Nouveau mémorial au CT

Le séjour de King dans le Connecticut fait l’objet d’une nouvelle attention et d’un marquage permanent, grâce à un mémorial organisé par les jeunes de Simsbury. Il sera inauguré lundi dans l’enceinte de la Simsbury Free Library.

Le projet a débuté en 2010, lorsqu’un groupe d’élèves du lycée de Simsbury s’est lancé dans une mission de recherche sur l’époque de King dans la région, sous la direction d’un professeur d’histoire, Richard Curtiss. Les élèves du lycée Simsbury High School ont poursuivi le projet et, en collaboration avec un architecte local, ils ont récolté 150 000 dollars et conçu le mémorial.

Tara Willerup, directrice exécutive de la Simsbury Free Library et conseillère pour le projet de commémoration, a déclaré que les étudiants ont choisi un concept qui reliait le Nord au Sud et transmettait un sentiment de liberté et d’ouverture. Des panneaux de verre décrivent la vie et les objectifs de King. Les étudiants ont ressenti un lien particulier avec le jeune Martin Luther King, a-t-elle dit, alors qu’il se tenait à la limite de l’âge adulte dans leur ville, en contemplant le rôle qu’il pourrait jouer dans la lutte pour la libération.

“Les panneaux de verre ne sont pas fermés par des murs, ils sont ouverts à l’environnement, ouverts au public”, a déclaré M. Willerup. “Ils ont du granit, qui est la pierre native de la Géorgie, et du brownstone, qui est la pierre native du Connecticut, donc la fondation, le socle, est celle des deux communautés, comment elles se sont rencontrées ici. C’était un programme dirigé par les étudiants, ils ont fait tout le travail, la collecte de fonds. Ils ont appris au fur et à mesure”.

Le groupe MLK in CT prévoit de retransmettre en direct la séance de dédicace de 14h à 16h lundi sur www.mlkinct.com.

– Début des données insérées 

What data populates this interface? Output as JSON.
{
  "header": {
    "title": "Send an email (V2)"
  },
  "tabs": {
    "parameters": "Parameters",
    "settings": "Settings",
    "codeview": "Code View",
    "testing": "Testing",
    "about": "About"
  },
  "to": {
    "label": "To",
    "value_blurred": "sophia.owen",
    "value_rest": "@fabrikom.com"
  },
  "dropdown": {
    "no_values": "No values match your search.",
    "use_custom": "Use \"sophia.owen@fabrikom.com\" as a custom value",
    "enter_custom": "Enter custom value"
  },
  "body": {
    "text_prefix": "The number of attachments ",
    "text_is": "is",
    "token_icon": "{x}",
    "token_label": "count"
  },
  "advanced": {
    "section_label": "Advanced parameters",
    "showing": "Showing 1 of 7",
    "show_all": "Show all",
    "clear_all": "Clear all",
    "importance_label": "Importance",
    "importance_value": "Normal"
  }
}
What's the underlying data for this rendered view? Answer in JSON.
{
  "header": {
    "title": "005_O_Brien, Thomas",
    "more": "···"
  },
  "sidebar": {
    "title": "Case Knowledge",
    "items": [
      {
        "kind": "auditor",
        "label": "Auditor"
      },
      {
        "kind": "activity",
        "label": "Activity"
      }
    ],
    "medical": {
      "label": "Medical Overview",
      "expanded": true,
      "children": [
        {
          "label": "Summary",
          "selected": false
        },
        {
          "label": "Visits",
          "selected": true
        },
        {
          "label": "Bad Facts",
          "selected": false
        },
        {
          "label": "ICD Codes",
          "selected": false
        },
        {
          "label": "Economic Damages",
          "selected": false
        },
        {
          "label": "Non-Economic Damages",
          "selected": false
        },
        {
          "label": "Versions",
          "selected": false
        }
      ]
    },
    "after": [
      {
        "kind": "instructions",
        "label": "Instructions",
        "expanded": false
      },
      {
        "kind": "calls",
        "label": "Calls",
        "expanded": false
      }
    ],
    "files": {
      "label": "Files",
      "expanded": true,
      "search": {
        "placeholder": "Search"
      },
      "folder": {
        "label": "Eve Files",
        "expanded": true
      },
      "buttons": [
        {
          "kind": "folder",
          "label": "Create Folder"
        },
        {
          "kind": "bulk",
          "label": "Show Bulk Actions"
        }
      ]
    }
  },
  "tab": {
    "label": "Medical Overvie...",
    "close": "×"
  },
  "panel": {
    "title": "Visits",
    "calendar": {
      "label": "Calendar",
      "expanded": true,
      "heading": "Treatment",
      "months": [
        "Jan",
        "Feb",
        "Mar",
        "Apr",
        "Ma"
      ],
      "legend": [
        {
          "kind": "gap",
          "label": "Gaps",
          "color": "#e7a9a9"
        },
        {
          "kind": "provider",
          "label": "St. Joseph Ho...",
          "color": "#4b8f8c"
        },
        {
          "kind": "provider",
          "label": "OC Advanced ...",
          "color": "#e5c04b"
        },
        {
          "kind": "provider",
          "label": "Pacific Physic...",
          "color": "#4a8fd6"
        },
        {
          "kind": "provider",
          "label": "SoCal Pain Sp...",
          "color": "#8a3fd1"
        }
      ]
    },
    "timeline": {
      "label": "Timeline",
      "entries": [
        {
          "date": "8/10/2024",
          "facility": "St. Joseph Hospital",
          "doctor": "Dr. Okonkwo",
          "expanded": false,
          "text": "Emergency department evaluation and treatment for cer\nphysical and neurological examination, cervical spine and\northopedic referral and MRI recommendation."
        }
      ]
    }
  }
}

Lang, la chercheuse en histoire locale, a déclaré qu’elle espérait que le travail que King a effectué dans les champs de tabac et les granges de sa ville, négligé dans les livres d’histoire pendant des décennies, porterait ses fruits pour les générations à venir, donnant la vision d’une société meilleure et plus juste. C’est une vision que King a développé dans les camps de ferme où il passait les chaudes nuits d’été après des jours de travail pénible.

“Nous pouvons vivre, travailler et prier ensemble, que des personnes de toutes les races puissent travailler ensemble”, a-t-elle déclaré. “Nous pouvons garder cela à l’esprit, et c’est un témoignage de la puissance des petits actes de respect et de dignité”.